Pakistani sugar mill company

Ramzan Sugar Mills (رمضان شوگر ملز) is a Pakistani sugar mill company. It was established by Pakistani businessman Mian Muhammad Sharif in 1992. It is part of the Sharif Group of Companies.

In February 2011, CarboUA tested the plant of Ramzan Sugar Mills and conducted the successful result in March 2011.

== Power project ==
In September 2012, National Electric Power Regulatory Authority (NEPRA) signed on a Co-Generation Power Project agreement with the mill to produce electricity, using industrial waste bagasse of sugarcane, with the capacity of 100 megawatt under the name of Ramzan Energy Ltd.

== Criticism ==

=== NAB Proceedings ===
In 2018, the National Accountability Bureau (NAB) initiated proceedings against then Chief Minister Shehbaz Sharif and his son, Hamza Shahbaz, on allegations that they had inflicted a loss of Rs 213 million to the public exchequer through misuse of authority. They stated that Shehbaz Sharif directed the construction of a drain in Chiniot district for the principal benefit of Ramzan Sugar Mills using public funds.
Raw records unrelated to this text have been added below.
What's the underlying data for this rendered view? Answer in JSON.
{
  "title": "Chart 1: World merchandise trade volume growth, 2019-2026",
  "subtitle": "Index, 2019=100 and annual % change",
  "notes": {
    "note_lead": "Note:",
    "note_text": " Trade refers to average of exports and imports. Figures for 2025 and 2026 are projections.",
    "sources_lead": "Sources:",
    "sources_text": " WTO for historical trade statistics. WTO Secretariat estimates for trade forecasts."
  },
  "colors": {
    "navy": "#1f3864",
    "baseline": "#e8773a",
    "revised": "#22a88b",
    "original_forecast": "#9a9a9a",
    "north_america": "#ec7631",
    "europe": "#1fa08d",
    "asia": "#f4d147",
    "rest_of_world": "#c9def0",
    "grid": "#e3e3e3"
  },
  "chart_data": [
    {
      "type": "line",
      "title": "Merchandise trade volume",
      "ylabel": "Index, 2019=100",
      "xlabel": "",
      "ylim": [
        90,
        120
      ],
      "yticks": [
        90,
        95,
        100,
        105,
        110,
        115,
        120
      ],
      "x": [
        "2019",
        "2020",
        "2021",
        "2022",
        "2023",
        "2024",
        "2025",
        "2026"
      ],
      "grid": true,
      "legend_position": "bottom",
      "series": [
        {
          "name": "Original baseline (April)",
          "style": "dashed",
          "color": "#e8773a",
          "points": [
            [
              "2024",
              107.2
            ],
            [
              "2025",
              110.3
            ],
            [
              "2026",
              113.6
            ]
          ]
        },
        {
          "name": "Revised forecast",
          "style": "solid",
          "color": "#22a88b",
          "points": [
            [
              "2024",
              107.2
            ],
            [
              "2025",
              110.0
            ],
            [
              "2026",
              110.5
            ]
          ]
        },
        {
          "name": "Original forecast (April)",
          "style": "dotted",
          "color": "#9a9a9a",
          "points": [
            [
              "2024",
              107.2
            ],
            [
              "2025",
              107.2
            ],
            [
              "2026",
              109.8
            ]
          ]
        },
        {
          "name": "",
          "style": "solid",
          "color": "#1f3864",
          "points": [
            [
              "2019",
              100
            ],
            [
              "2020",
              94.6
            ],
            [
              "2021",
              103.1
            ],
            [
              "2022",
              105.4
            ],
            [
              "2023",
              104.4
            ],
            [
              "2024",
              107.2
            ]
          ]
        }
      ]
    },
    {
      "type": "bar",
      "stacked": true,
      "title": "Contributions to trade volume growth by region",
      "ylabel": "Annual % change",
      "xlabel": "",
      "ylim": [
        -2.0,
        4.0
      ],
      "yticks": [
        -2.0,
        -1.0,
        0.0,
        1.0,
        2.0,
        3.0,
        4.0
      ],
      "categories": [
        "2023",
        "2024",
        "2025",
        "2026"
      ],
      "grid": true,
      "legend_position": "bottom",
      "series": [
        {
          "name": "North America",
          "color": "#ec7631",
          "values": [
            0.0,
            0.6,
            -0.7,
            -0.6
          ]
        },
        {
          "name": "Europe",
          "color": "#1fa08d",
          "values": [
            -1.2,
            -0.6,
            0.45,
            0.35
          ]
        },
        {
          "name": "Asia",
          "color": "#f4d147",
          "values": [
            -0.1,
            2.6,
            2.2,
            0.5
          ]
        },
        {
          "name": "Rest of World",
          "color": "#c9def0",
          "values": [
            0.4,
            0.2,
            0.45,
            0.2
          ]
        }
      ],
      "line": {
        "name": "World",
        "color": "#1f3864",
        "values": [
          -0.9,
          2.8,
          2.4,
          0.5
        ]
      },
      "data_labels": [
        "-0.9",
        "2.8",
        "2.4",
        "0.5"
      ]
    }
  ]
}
On October 17, 2024, under Shehbaz Sharif's tenure as the Prime Minister, amendments to the National Accountability Ordinance, 1999 modified NAB's jurisdiction so that the case could no longer be tried by the bureau. The revised law restricted NAB from pursuing cases involving sums below Rs 500 million, while the amount in question in the Ramzan Sugar Mills reference was lower than that threshold.

On February 6, 2025, the anti-corruption court, having reserved its ruling earlier, approved the acquittal applications submitted by Prime Minister Shehbaz Sharif and Hamza Shahbaz.

=== Bridge Construction ===
After the 2014 floods hit Jhang District, politician Imran Khan criticized the mill and an under-construction bridge in Bhawana, claiming in a speech that Sharif group were only constructing the bridge to save their mill not the people. He also claimed that the mill had only paid the farmers 70 percent of the offered price for sugarcane, and that too after one year.